Nulla da fare davvero, oramai il pensiero e gli sguardi della tifoseria della Salernitana sono rivolti ovunque ma non sulle ultime partite in serie A, a cominciare dalla sfida alla Fiorentina in programma domenica allo stadio Arechi. A Salerno ci si chiede sempre più insistentemente che ne sarà del vascello battente bandiera granata una volta che anche la matematica sancirà la non più recuperabile retrocessione in cadetteria. Iervolino mediterebbe addirittura di vendere, a titolo oneroso, il club di via Allende al miglior offerente. La sensazione è che alla fine, può essere impopolare finché si vuole, l'imprenditore di Palma Campania resterà ancora in sella e ciò sarebbe più per mancanza di offerte ritenute congrue dal patron che per sua effettiva convinzione.

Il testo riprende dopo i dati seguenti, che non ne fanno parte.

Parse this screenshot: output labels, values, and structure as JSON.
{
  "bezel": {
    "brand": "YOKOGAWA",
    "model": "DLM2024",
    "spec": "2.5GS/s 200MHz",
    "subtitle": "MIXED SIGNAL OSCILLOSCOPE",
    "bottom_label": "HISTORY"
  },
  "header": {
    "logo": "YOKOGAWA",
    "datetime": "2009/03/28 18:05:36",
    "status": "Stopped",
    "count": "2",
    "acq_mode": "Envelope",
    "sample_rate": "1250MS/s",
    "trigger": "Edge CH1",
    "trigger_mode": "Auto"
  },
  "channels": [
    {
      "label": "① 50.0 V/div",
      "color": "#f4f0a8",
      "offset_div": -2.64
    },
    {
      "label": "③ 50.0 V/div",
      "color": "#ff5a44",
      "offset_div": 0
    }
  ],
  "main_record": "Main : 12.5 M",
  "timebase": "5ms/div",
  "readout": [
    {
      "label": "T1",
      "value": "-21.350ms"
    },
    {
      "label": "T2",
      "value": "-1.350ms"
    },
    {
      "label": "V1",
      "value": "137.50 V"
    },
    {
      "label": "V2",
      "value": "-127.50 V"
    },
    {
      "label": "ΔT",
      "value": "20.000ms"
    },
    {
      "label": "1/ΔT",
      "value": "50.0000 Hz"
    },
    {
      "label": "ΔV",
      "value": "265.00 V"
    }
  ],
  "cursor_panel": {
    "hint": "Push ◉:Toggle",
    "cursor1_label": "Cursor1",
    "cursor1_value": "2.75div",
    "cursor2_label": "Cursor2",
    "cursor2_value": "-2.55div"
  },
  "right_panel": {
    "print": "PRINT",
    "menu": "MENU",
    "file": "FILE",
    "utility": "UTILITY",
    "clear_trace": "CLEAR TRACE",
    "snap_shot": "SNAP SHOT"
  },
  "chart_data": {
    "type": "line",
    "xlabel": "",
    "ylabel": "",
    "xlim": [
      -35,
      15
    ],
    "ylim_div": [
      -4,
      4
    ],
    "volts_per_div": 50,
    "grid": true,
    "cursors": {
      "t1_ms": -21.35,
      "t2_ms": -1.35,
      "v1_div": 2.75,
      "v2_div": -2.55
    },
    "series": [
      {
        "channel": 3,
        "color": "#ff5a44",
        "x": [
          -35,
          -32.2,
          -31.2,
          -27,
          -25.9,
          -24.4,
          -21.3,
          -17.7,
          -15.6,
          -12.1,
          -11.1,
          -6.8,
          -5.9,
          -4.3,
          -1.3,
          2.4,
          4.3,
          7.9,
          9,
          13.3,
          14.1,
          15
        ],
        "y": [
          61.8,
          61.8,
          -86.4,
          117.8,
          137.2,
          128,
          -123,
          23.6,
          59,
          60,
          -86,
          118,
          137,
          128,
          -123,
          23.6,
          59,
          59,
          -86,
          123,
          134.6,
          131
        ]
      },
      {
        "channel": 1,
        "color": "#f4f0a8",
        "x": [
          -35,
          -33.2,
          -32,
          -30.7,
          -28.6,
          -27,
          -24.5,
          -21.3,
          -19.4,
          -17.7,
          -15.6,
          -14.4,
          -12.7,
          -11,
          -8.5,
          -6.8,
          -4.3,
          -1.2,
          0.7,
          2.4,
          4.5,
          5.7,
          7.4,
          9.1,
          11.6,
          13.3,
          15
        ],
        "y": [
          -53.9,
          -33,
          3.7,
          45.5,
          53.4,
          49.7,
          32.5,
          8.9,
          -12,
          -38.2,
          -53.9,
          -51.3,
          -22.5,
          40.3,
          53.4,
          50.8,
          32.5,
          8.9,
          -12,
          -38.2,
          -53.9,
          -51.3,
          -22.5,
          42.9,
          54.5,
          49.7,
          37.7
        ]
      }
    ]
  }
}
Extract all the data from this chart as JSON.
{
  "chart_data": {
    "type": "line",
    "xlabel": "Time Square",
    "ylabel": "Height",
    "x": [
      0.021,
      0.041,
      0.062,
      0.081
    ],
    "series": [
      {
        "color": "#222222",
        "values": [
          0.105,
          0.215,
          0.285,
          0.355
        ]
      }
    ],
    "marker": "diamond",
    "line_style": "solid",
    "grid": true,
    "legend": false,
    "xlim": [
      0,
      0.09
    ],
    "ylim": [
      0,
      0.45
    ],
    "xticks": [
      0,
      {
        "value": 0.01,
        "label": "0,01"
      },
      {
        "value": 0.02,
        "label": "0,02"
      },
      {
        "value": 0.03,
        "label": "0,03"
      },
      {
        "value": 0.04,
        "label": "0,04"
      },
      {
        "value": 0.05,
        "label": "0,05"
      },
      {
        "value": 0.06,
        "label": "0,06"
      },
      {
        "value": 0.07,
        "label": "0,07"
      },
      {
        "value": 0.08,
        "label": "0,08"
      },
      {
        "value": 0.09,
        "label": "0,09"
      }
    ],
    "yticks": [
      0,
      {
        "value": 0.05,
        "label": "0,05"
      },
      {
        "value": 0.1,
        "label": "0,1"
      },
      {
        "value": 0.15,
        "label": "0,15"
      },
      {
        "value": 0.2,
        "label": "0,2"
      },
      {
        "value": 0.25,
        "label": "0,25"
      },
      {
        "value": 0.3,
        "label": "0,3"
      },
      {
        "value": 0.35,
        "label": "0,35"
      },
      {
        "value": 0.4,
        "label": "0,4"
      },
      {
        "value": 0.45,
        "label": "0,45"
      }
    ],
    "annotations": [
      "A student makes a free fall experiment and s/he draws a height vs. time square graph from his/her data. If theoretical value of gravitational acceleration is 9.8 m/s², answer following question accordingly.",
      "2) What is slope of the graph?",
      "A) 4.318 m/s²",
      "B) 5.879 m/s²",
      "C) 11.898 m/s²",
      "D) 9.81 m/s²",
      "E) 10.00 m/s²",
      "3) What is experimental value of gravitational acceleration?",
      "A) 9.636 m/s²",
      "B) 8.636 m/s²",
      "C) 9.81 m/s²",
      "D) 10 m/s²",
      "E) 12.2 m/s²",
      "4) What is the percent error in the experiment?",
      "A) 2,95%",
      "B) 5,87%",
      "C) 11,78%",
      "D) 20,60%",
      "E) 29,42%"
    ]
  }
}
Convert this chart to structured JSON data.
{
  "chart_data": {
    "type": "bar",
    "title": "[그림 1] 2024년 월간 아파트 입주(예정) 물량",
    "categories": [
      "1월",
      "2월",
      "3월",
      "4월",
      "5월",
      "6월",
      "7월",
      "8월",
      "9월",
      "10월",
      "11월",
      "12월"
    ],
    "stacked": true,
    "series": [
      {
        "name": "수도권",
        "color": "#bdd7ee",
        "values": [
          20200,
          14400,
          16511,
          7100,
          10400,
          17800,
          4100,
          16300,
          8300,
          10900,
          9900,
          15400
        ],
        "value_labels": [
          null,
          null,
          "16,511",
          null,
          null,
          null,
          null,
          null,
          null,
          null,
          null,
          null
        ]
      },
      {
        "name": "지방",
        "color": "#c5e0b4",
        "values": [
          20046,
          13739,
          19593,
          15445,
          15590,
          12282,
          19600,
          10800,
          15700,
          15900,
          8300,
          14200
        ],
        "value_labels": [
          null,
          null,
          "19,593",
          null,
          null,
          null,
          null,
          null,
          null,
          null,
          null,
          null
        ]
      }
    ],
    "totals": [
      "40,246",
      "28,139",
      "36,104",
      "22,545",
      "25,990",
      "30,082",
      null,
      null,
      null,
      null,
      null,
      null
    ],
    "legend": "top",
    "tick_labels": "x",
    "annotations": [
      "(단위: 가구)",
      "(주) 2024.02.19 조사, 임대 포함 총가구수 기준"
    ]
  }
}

Il dubbio maggiore ad oggi verterebbe su che cosa realmente farà il presidente granata. Allestirà subito un organico in grado di lottare per l'immediato ritorno in serie A oppure opterà per un anno di transizione volto ad un tranquillo torneo da metà classifica o giù di lì e, soprattutto, a ripianare i sofferenti bilanci del club? Il rischio di dover vivere un anno di transizione sarebbe reale e troverebbe fondamenti nelle macerie di questa ultima annata rovinosa, tale da richiedere un reset completo o quasi della rosa, sempre oneroso e difficile da attuare trovando rapidamente competitività per il vertice. A dare man forte a detto timore concorrerebbe, altresì, la questione terreno di gioco, con la squadra che ad ora non saprebbe quante gare potrà disputare all'Arechi, per il quale si profila un restyling di lusso, e quante, invece, le giocherebbe traslocando al vicino campo sportivo Volpe, a sua volta bisognevole di un importante intervento di adeguamento.
Qualora iniziasse una eventuale trattativa per la cessione della Salernitana in altrui mani, la circostanza potrebbe benissimo indurre Iervolino a vivacchiare in attesa del suo possibile perfezionamento, non pianificando investimenti e non compiendo una vera e propria riorganizzazione con programmazione di medio lungo termine.La serie B, si sa, può trasformarsi in un bagno di sangue dal punto di vista degli esborsi economici e in un reale cimitero di club blasonati che rischierebbero, non riuscendo a risalire subito nell'olimpo del calcio italiano, di impantanarsi a lungo in un torneo ostico e quanto mai poco prevedibile nei suoi decorsi ed esiti. L'auspicio è la costruzione di una rosa importante ed altamente competitiva per riportare il cavalluccio marino laddove l'attuale proprietario l'aveva rilevata, ovvero in massima serie.
Difficile pensare, tuttavia, alle mezze misure e la storia della B insegna che molte realtà, in prevalenza del Sud Italia ma non solo, hanno dovuto provare la grande amarezza del doppio salto all'indietro retrocedendo dalla Serie A alla serie C, ora Lega Pro, in due anni consecutivi. La doppia retrocessione ha interessato realtà insospettabili, ai nastri di partenza, come il Lecce, tra il 1993 ed il 1995, il Como tra il 2002 ed il 2004, il Catania di Pulvirenti tra il 2013 ed il 2015 ed il Crotone dei fratelli Vrenna tra il 2020 ed il 2022. Il ripasso storico serva a raddrizzare le antenne e a tenere la guardia molto alta, perché la serie B che verrà dovrebbe avere un buon livello qualitativo medio e soprattutto non è storicamente torneo da mezze misure, gradendo esso più che mai gli eccessi, nel bene come nel male.